My boyfriend Matt’s round to visit for a few days again and yesterday he took me to see Swan Lake in London as an early birthday present, which was absolutely incredible – I mean it, it made me cry it was so beautiful (my favourite scene, where Odette and Sigfried dance together and he pledges his eternal love was in such a stunning setting) – and today we just messed around and cooked a lot, we decided to make samosas for dinner, and then we made Olympic gingerbread men (recipe/pictures coming up soon) and they were both really lovely; the samosas were really well spiced and homely tasting, whilst still being really light and summery. I found this recipe in my The Gate recipe book, and it’s intrigued me for absolutely ages, so I thought that seeing as Matt was coming over, it would be nice to make the effort and try it out. Beware, it’s quite difficult when it comes to wrapping the filo around the filling, so be quite light and gentle with them, and persevere – I found that this recipe made more than six medium samosas, which is what they suggested it would, so don’t be put off if a few of them don’t work out :)

Samosas

Ingredients

200g pack of filo pastry

A little vegetable oil

400g of butternut squash, peeled and deseeded

One teaspoon of turmeric

One tablespoon of garam masala

One crushed garlic clove

One small onion, grated

One small piece of grated ginger

One teaspoon of caster sugar

100g of cashew nuts, soaked in boiling water for 10 minutes (not actually boiled, as Matt thought)

One small handful of coriander leaves, chopped

Method

  1. Preheat the oven to 200 degrees Celsius. Dice the butternut squash and mix with a little oil, then bake on a baking tray for 20 minutes. Remove from the oven, then turn the oven up to 220 degrees Celsius to preheat for the samosas.
  2. Heat the garam masala, turmeric, ginger, onion and garlic. Cook until the excess water from the onion has evaporated.

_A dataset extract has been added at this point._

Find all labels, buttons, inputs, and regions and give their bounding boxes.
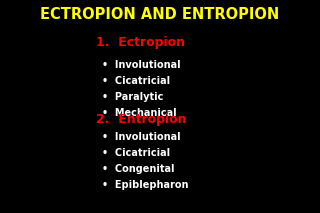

Add the sugar. When the butternut squash is cooked, add it to the mix, along with the drained cashews and coriander. Leave to cool.
  3. To make the samosas, take one sheet of filo pastry, and brush with oil, then add another sheet directly on top, then cut the filo into strips about 8cm wide. Place a tablespoon of filling at the bottom corner of the strip. Fold the pastry over the filling to make a triangular shape. Maintaining the triangular shape, keep folding the pastry over itself to the top. When all the samosas are folded, brush with oil, then bake for 15 minutes.